Learn to make your own homemade hydroponics system to grow virtually any plant, vegetable and fruit without soil.
Ebb and Flow hydroponics systems are amongst the easiest to build by yourself and the most practical. They might not be suited for all plants, but for a starting gardener an ebb and flow is the best starting point. Find out how to build one with the help of this article.
Ebb and flow hydroponic systems are amongst the oldest used and that's pretty much a warranty that they don't require a lot of technical knowledge or extravagant materials. If you're new to hydroponics and to diy hydroponics especially, an ebb and flow system is a great place to start. Let's take a look at how the system works, what components you'll need and afterwards we'll see how you can build the actual ebb and flow system by yourself.
Ebb and flow hydroponic systems are built with simplicity and efficiency in mind. A plant tray is placed atop a reservoir where water and nutrient solutions will be added. A water pump is placed inside the reservoir and connected to the tray, constantly pumping in nutrients with the help of a pump timer. The nutrients and water are assimilated by the plants, but in some cases an overflow occurs and the tray gets flooded. If this happens, a drain system allows the overflowing water to come back to the reservoir, recycling the unused nutrients and water. The only disadvantage of this system is that the pH levels of the water get changed when overflow is drained back, so you'll need to keep a constant eye on it.
You can purchase some of the components from your local store (Home Depot, Walmart, etc) or order them online from a recommended hydroponics store.
If you find the process of building your own system too difficult, consider buying one of our recommended hydroponic systems.
Ebb and flow hydroponics systems are generally very easy to set up and use, so once you get the components above, it's time to start building. Place the reservoir in the position you're planning to set up the system in, then add the ebb and flow plant tray on top of it (if you're using support structures for the tray, set them up first).

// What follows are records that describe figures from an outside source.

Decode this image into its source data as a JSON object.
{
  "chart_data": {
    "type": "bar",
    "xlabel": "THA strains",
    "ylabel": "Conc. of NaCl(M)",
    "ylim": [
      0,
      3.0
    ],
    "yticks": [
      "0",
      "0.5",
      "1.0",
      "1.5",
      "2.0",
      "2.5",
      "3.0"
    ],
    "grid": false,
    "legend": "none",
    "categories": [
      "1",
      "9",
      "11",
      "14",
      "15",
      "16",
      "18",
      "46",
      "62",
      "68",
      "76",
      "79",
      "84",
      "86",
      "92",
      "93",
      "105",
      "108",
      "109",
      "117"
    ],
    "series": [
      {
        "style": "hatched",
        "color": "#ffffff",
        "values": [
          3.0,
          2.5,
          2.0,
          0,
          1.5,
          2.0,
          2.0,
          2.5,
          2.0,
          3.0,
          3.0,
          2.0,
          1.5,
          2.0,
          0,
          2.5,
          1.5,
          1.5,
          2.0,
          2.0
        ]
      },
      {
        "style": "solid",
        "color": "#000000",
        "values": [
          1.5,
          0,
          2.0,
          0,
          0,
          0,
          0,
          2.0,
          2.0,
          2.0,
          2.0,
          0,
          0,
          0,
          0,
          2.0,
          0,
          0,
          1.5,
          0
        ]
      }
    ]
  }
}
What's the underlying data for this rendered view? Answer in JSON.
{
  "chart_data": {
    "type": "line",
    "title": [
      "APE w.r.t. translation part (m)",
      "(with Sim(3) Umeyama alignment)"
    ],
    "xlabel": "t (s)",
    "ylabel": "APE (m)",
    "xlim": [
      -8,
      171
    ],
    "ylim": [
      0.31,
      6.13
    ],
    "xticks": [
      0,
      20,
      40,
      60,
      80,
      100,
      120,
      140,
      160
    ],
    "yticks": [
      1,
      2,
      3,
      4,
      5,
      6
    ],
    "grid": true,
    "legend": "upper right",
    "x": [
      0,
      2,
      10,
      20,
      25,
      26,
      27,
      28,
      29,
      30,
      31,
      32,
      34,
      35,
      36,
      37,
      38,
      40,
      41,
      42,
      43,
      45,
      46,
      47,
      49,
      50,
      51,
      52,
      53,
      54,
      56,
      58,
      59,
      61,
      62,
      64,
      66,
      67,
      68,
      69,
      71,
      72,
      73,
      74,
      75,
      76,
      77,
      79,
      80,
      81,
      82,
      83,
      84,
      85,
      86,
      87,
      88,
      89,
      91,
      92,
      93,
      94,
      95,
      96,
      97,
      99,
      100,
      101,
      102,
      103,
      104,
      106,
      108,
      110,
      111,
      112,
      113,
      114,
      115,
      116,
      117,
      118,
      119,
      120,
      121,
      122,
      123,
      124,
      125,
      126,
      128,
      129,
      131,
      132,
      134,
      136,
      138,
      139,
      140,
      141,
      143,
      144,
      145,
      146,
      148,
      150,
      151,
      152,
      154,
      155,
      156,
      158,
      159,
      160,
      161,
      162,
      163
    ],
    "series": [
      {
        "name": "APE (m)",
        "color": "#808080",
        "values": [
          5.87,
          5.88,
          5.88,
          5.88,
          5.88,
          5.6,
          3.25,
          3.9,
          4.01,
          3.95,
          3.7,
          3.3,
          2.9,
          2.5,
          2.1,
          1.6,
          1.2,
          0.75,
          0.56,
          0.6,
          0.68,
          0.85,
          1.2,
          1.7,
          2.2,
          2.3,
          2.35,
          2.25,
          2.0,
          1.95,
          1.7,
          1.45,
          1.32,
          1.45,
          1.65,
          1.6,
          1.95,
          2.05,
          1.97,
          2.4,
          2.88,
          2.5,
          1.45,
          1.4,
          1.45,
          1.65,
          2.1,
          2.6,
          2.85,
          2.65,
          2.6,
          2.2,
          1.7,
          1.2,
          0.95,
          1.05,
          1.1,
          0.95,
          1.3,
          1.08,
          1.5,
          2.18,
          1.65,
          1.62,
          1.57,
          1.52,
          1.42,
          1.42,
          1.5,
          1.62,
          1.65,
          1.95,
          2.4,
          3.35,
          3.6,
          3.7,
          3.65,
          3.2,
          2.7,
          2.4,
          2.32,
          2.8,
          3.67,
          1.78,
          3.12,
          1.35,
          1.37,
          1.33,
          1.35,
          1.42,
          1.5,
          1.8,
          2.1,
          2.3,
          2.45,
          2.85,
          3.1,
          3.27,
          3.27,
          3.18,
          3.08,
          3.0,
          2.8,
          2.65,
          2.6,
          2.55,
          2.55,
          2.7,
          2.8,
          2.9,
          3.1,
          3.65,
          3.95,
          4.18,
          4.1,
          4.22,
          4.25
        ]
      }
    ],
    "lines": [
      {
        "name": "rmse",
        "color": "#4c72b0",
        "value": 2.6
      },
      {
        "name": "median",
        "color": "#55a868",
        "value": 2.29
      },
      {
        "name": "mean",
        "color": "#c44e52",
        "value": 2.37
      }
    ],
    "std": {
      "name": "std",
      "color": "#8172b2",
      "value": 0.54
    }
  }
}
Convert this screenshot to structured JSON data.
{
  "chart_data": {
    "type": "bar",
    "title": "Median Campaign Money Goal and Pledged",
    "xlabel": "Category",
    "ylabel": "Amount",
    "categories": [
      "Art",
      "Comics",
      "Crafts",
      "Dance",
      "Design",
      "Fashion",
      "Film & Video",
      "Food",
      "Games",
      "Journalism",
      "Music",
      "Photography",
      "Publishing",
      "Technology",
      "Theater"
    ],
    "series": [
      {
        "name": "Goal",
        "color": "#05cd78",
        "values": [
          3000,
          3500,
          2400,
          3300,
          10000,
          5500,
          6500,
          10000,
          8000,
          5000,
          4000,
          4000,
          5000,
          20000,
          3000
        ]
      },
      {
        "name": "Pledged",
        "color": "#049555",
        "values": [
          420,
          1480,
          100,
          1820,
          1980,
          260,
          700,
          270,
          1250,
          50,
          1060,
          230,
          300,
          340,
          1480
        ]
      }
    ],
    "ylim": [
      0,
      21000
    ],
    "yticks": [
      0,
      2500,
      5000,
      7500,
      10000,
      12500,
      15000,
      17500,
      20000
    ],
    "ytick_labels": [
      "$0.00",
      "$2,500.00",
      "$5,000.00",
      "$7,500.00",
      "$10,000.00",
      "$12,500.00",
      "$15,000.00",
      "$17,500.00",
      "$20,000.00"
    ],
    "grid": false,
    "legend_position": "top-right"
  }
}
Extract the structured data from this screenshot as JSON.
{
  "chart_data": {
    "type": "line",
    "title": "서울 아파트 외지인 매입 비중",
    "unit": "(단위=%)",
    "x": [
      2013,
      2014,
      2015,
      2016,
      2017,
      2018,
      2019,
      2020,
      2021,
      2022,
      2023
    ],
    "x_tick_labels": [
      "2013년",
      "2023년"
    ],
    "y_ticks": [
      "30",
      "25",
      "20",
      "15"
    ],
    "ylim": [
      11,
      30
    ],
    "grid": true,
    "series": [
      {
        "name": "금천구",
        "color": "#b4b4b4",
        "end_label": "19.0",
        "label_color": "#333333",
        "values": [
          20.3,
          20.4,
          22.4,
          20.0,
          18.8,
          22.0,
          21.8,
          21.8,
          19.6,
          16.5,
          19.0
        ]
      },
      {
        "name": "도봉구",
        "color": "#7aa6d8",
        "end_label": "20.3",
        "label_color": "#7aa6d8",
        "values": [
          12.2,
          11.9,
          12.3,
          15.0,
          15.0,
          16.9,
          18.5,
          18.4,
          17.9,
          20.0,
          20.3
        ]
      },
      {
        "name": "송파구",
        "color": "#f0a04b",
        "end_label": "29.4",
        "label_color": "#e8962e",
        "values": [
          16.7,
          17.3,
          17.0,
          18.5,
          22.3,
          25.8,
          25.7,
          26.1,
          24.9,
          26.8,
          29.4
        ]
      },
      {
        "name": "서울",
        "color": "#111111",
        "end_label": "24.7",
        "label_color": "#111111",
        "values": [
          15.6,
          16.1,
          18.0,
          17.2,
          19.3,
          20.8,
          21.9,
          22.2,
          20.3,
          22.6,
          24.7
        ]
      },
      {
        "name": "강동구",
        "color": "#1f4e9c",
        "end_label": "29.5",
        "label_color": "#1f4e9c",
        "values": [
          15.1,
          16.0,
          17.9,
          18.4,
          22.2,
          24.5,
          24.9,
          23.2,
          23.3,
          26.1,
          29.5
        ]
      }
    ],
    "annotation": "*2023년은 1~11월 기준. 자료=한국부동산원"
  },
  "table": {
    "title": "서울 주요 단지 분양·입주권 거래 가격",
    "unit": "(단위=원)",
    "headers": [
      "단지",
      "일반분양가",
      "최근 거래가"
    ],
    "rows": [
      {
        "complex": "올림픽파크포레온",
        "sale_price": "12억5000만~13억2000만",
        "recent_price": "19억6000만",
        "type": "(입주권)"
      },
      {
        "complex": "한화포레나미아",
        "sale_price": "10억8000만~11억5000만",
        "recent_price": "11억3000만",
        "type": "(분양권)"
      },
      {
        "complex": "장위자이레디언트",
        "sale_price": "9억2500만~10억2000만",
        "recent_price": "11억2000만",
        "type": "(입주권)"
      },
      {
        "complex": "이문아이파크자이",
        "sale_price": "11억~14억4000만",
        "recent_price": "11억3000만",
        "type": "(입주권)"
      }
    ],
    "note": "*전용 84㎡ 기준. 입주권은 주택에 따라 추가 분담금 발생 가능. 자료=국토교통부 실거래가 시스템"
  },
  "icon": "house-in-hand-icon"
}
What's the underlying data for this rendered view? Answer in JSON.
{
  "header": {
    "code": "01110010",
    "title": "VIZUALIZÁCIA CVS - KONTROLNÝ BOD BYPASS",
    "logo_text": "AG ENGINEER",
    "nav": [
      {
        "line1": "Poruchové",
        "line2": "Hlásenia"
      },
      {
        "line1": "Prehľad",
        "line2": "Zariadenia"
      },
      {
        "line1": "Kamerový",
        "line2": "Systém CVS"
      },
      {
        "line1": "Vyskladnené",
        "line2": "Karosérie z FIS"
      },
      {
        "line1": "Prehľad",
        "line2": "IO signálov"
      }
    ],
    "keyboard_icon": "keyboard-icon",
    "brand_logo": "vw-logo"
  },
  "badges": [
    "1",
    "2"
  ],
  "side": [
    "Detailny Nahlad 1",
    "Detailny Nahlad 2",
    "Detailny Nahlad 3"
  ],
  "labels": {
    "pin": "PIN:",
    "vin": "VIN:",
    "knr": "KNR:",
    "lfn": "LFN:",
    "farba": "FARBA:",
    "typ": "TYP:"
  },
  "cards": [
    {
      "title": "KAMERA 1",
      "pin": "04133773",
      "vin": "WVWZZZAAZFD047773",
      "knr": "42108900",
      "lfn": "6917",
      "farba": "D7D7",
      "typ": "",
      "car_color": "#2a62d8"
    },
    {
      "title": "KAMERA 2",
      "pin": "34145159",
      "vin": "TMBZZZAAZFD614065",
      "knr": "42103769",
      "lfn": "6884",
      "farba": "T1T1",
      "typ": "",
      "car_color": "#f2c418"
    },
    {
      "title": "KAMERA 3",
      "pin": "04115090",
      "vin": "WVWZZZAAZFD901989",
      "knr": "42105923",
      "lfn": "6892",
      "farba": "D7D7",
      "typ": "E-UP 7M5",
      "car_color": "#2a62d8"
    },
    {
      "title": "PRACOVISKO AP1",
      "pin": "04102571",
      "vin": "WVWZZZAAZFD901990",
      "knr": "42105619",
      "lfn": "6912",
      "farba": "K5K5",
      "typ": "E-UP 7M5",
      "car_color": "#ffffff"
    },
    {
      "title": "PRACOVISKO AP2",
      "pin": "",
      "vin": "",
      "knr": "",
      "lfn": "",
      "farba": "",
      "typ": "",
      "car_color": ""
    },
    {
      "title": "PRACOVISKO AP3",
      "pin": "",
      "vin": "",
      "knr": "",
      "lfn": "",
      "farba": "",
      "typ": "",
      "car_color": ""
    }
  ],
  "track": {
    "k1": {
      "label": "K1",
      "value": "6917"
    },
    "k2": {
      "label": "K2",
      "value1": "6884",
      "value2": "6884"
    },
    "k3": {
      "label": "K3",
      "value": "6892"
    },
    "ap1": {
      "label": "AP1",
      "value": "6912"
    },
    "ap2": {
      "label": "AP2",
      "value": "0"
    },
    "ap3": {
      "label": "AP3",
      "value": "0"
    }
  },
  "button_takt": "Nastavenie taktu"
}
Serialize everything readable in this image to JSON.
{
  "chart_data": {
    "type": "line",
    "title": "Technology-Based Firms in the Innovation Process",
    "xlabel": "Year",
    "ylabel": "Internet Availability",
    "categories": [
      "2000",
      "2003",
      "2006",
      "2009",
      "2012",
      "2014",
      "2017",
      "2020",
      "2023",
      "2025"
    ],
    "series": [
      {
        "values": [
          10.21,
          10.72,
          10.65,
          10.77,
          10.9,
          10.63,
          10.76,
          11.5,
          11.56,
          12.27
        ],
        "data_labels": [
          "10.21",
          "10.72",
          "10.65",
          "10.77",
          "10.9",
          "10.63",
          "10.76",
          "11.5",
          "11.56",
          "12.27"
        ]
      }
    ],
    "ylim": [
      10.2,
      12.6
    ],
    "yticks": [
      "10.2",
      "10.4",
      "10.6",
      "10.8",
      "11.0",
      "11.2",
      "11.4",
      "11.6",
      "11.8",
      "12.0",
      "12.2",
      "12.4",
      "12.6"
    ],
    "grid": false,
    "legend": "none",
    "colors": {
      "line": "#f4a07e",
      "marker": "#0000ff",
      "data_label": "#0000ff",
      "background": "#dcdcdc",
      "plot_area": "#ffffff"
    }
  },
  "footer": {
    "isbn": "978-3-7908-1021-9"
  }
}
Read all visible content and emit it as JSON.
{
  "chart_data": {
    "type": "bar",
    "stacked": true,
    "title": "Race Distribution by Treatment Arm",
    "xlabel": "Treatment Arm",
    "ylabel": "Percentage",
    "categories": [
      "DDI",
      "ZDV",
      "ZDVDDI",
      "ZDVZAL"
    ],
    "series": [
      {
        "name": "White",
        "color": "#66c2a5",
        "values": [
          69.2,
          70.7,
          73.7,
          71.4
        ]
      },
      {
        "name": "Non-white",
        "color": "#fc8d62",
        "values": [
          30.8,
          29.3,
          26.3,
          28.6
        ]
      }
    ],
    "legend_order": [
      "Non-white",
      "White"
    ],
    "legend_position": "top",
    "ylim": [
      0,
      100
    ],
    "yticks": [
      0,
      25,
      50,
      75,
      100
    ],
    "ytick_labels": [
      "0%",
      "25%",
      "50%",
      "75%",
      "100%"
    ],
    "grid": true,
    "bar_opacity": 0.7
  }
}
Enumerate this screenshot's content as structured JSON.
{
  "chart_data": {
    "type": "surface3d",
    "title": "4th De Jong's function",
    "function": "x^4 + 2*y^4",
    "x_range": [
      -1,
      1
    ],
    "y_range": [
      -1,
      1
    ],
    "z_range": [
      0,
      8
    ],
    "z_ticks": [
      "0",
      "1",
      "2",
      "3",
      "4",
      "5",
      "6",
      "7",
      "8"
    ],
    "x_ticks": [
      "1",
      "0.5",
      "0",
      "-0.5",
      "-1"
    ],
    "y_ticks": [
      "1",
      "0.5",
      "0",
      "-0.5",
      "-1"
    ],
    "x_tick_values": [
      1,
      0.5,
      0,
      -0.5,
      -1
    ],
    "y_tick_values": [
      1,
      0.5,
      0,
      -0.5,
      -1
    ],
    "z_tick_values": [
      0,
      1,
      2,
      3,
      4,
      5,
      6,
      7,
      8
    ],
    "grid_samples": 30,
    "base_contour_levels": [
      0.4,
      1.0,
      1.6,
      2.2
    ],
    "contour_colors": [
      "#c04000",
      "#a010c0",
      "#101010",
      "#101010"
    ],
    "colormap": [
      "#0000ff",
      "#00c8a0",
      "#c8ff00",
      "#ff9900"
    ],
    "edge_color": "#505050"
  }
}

Next up, install the fill/drain system in the tray and connect the tubes to the water pump and place it inside the reservoir. When setting up the fill/drain system, make sure that the overflow water drains back into the reservoir and not around it.
Lastly, connect the pump timer to the water pump and place the plant pots in the ebb and flow tray and there you go! You've just built your own ebb and flow hydroponics system.
Of all hydroponics systems you could build on your own, ebb and flows are amongst the easiest to handle. They don't require any fancy components that would be hard to acquire and setting them up is as easy as it can get. The only issue that inexperienced hydroponic gardeners have trouble with is placing the ebb and flow tray correctly over the reservoir, so that the overflow water doesn't get drained outside the container.